Da bambini preferivate vestiti stretti e colorati, colli a V o borse grandi? Probabilmente siete gay, almeno per gli “esperti” della Fondazione degli insegnanti della Malesia, che, con il supporto del Dipartimento dell’Educazione, ha organizzato una serie di seminari per fornire a insegnanti e genitori tutti gli strumenti utili a scovare (e ovviamente a contrastare) l’omosessualità latente dei bambini. Iniziativa allarmante, in un Paese islamico che vede sempre più stringersi le maglie delle libertà individuali.

In Malesia l’omosessualità (così come il sesso orale, anche tra etero) è illegale e i trasgressori rischiano pene di vario genere, dalla multa a una dose massiccia di frustate, fino alla pena massima fissata in vent’anni di carcere. Il ciclo di seminari sta riscuotendo molto successo (all’ultimo incontro i presenti erano 1500) e può contare sul supporto del ministero dell’Educazione, visto che lo stesso viceministro Puad Zarkashi ha tenuto una lezione.

Qualche voce di protesta contro la bizzarra e pericolosa iniziativa della Fondazione degli insegnanti, in un paese che nonostante il galoppante sviluppo economico resta ultraconservatore, si è levata dall’opposizione parlamentare. Tony Pua, membro del parlamento ed esponente del Democratic Action Party, parlando ai microfoni di Radio Australia ha duramente condannato i seminari, bollandoli come coacervo di “stereotipi sui comportamenti che etichetterebbero un individuo come omosessuale, con l’aggravante evidente dell’omofobia”.

Ma nemmeno l’opposizione democratica sembra pronta ad accettare i gay in Malesia. È lo stesso Pua a spiegare che il suo partito “disapprova la condotta omosessuale, anche se i cittadini non devono essere discriminati per le loro preferenze”.
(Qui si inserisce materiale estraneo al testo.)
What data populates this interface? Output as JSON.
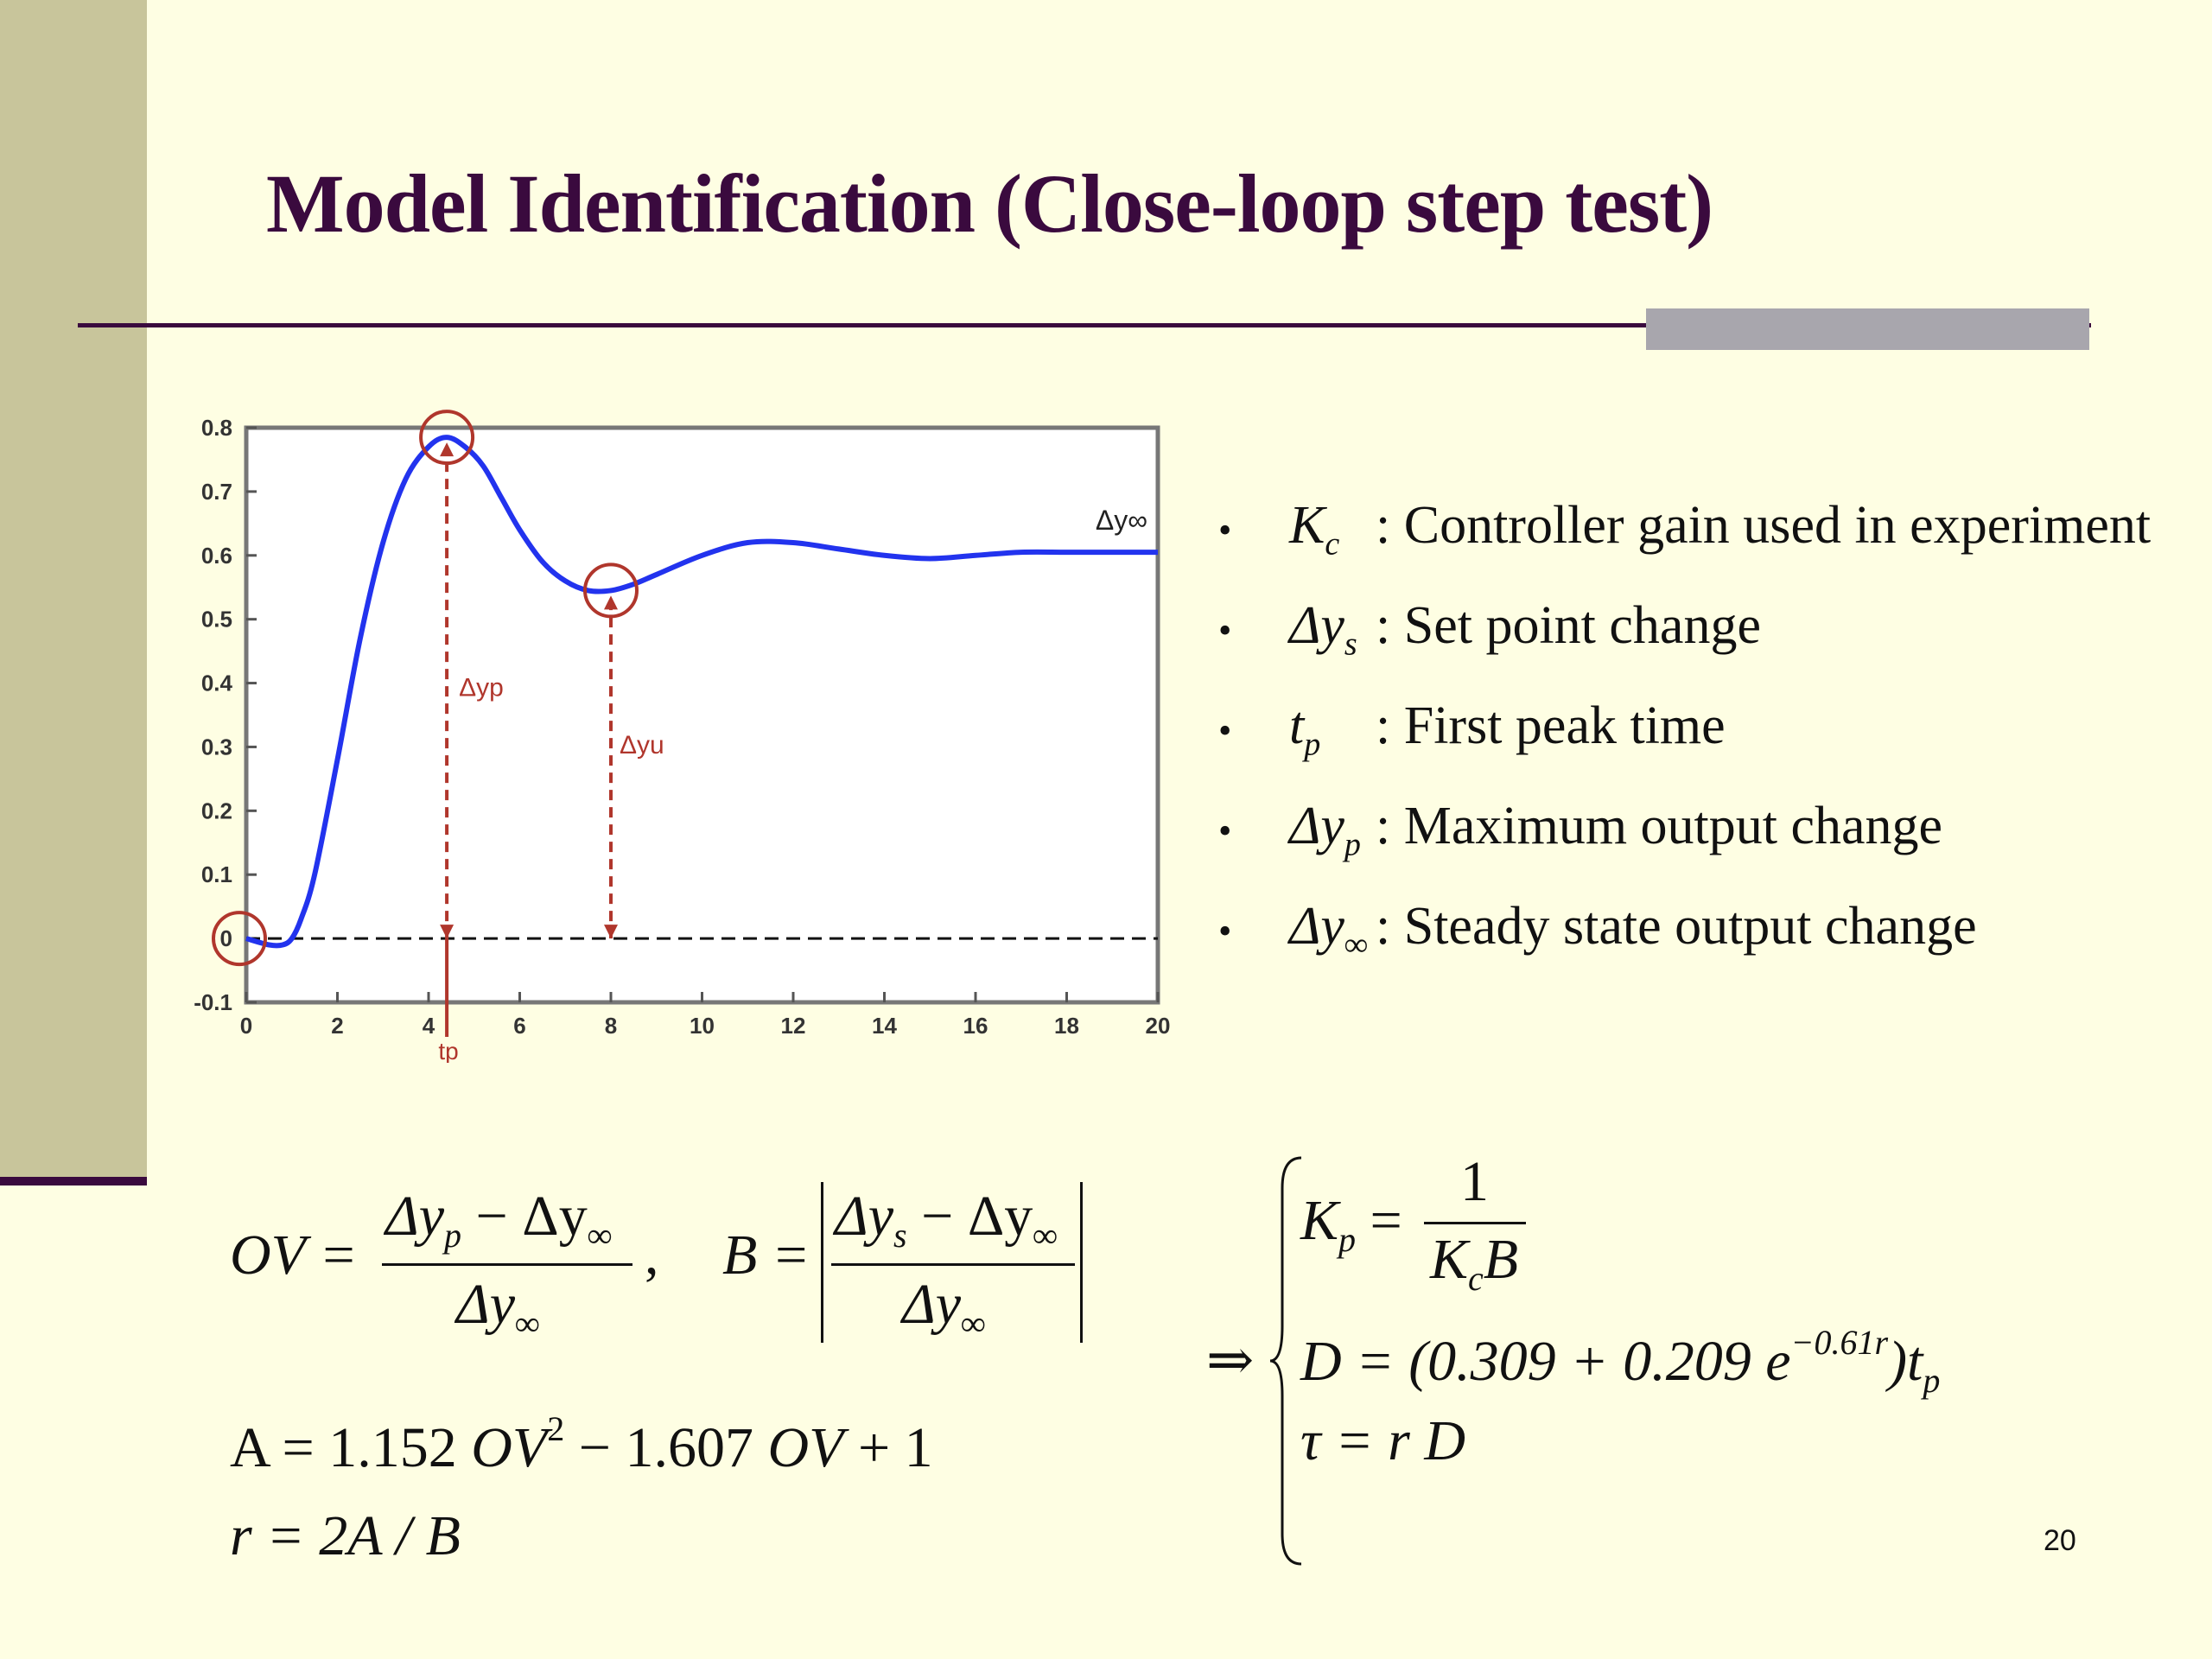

Tra i più giovani, però, l’idea bislacca dei seminari anti-gay non ha fatto breccia, se persino Khairy Jamaluddin, leader dell’ala giovanile del partito di governo United Malays National Organisation, ha espresso tutto il suo disappunto via twitter. “Vesto abiti stretti e magliette con il collo a V, ma non sono gay”, il tutto condito da un hashtag che non lascia spazio a equivoci di sorta: #symptomsofbeingstupid (sintomi di stupidità).

Più che stupidità, l’iniziativa per scoprire e “curare” i bambini potenzialmente gay indica una deriva ultraconservatrice che sta prendendo piede in Malesia e in tutta l’Asia meridionale islamica. Una sorta di contagio che dai paesi più tradizionalmente omofobi e fondamentalisti sta sbarcando anche in zone che si credevano immuni da posizioni così estreme. Si attendono commenti “illuminati” da parte dei soliti omofobi italiani. Chi sarà più lesto, Giovanardi o Borghezio?